The economic docket was jam packed with US data yesterday. Firstly, the US released their Preliminary reading of Q3 GDP. The figure continued the decent data trend from the States of late and posted a better than expected 3.2%. Shortly after, CB consumer confidence registered a 107.1, exceeding economists’ consensus.

Onto Brexit news, a photograph of hand written notes caught on camera in Westminster showed the UK plans to “have their cake and eat it” in reference to Brexit talks and the EU single market. The photos were taken after Conservative MP Mark Field had left a meeting with the Brexit department at 9 Downing Street. The government deny these notes belong to a government official or a special advisor as they try to distance themselves from the comments.

Today’s markets

29th November 2016

  • EUR German Retail Sales m/m
  • GBP Bank Stress Test Results
  • ALL OPEC Meetings
  • EUR ECB President Draghi Speaks
  • USD ADP Non-Farm Employment Change
  • CAD GDP m/m

Today’s OPEC meeting continues to be at the forefront of the market's mind. The latest is that Russia will not attend tomorrow's crucial negotiations. The chances of a deal to cut production looks extremely unlikely. Goldman Sachs Group Inc. have warned that the price of a barrel of crude may swing a whopping $6 on Wednesday as the volatile event takes place. Probability of an agreement tomorrow in Vienna have now been cut to just 30 percent.
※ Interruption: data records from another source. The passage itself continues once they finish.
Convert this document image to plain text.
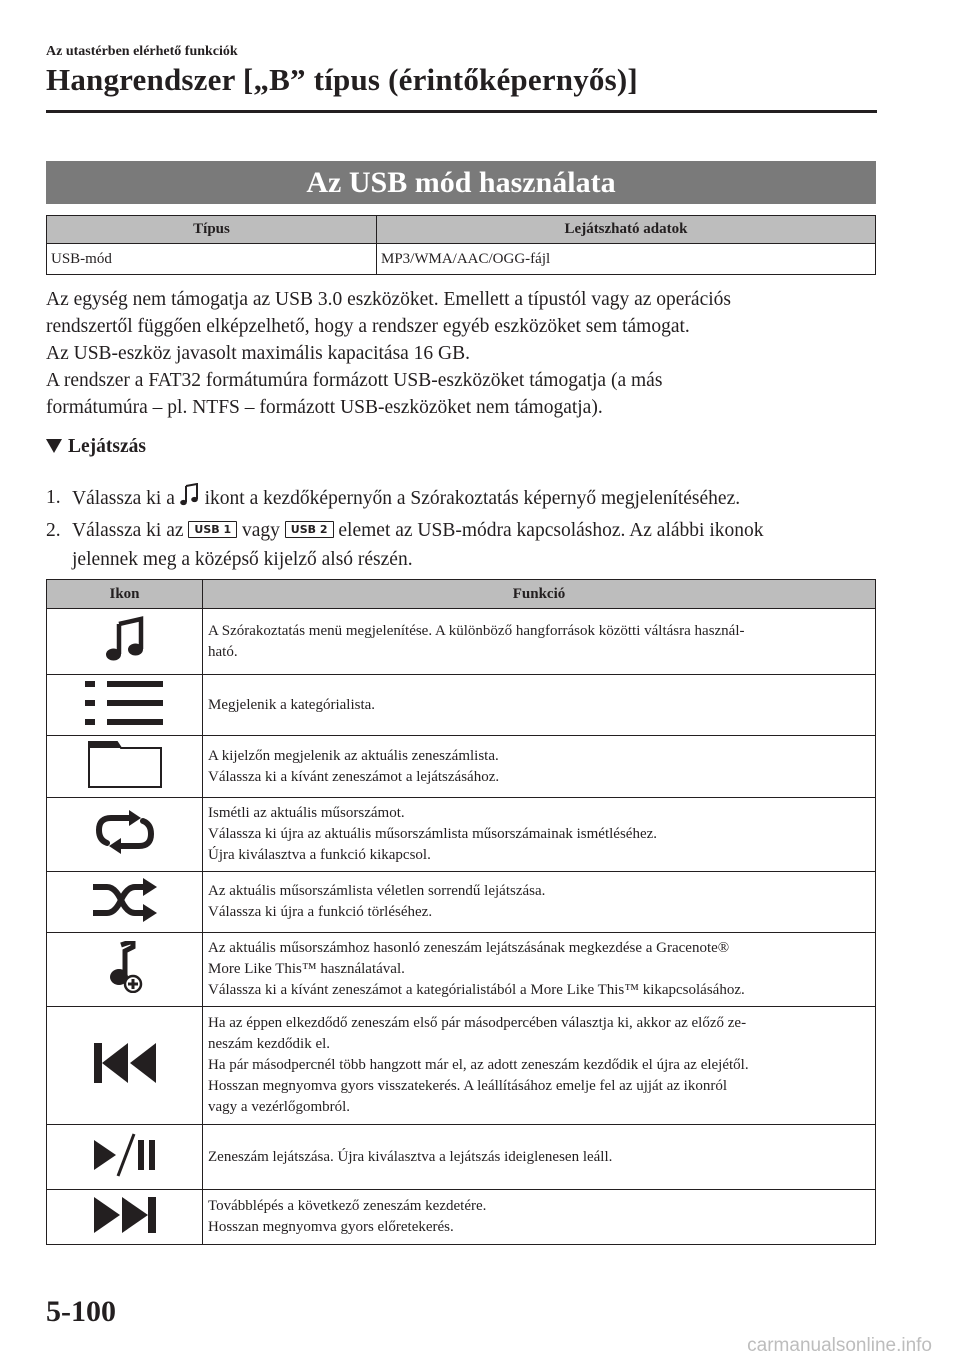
Az utastérben elérhető funkciók
Hangrendszer [„B” típus (érintőképernyős)]
Az USB mód használata
Típus	Lejátszható adatok
USB-mód	MP3/WMA/AAC/OGG-fájl

Az egység nem támogatja az USB 3.0 eszközöket. Emellett a típustól vagy az operációs

rendszertől függően elképzelhető, hogy a rendszer egyéb eszközöket sem támogat.

Az USB-eszköz javasolt maximális kapacitása 16 GB.

A rendszer a FAT32 formátumúra formázott USB-eszközöket támogatja (a más

formátumúra – pl. NTFS – formázott USB-eszközöket nem támogatja).

Lejátszás
1. Válassza ki a ikont a kezdőképernyőn a Szórakoztatás képernyő megjelenítéséhez.
2. Válassza ki az USB 1 vagy USB 2 elemet az USB-módra kapcsoláshoz. Az alábbi ikonok
jelennek meg a középső kijelző alsó részén.
Ikon	Funkció

A Szórakoztatás menü megjelenítése. A különböző hangforrások közötti váltásra használ-
ható.

Megjelenik a kategórialista.

A kijelzőn megjelenik az aktuális zeneszámlista.
Válassza ki a kívánt zeneszámot a lejátszásához.

Ismétli az aktuális műsorszámot.
Válassza ki újra az aktuális műsorszámlista műsorszámainak ismétléséhez.
Újra kiválasztva a funkció kikapcsol.

Az aktuális műsorszámlista véletlen sorrendű lejátszása.
Válassza ki újra a funkció törléséhez.

Az aktuális műsorszámhoz hasonló zeneszám lejátszásának megkezdése a Gracenote®
More Like This™ használatával.
Válassza ki a kívánt zeneszámot a kategórialistából a More Like This™ kikapcsolásához.

Ha az éppen elkezdődő zeneszám első pár másodpercében választja ki, akkor az előző ze-
neszám kezdődik el.
Ha pár másodpercnél több hangzott már el, az adott zeneszám kezdődik el újra az elejétől.
Hosszan megnyomva gyors visszatekerés. A leállításához emelje fel az ujját az ikonról
vagy a vezérlőgombról.

Zeneszám lejátszása. Újra kiválasztva a lejátszás ideiglenesen leáll.

Továbblépés a következő zeneszám kezdetére.
Hosszan megnyomva gyors előretekerés.
5-100
carmanualsonline.info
The Eurozone CPI yearly figures will also comes into focus this morning. With Consumer Prices due to show a rise of 0.6% from 0.5%. This would be a welcome relief for the ECB if another rise in prices is seen, as it would take the pressure off them having to possibly add further measures to help push it towards the target goal of 2%. Shortly following this, the head of the ECB Mario Draghi, is set to speak in Madrid about the future of Europe. As always his comments will be watched by markets for any clues into any further monetary policy changes. 

Across the pond, the US private reading of the Non-farm employment figure is set for release, and as a pre-cursor to Friday's employment figure the markets will watch for an insight into what the Fridays figure may be.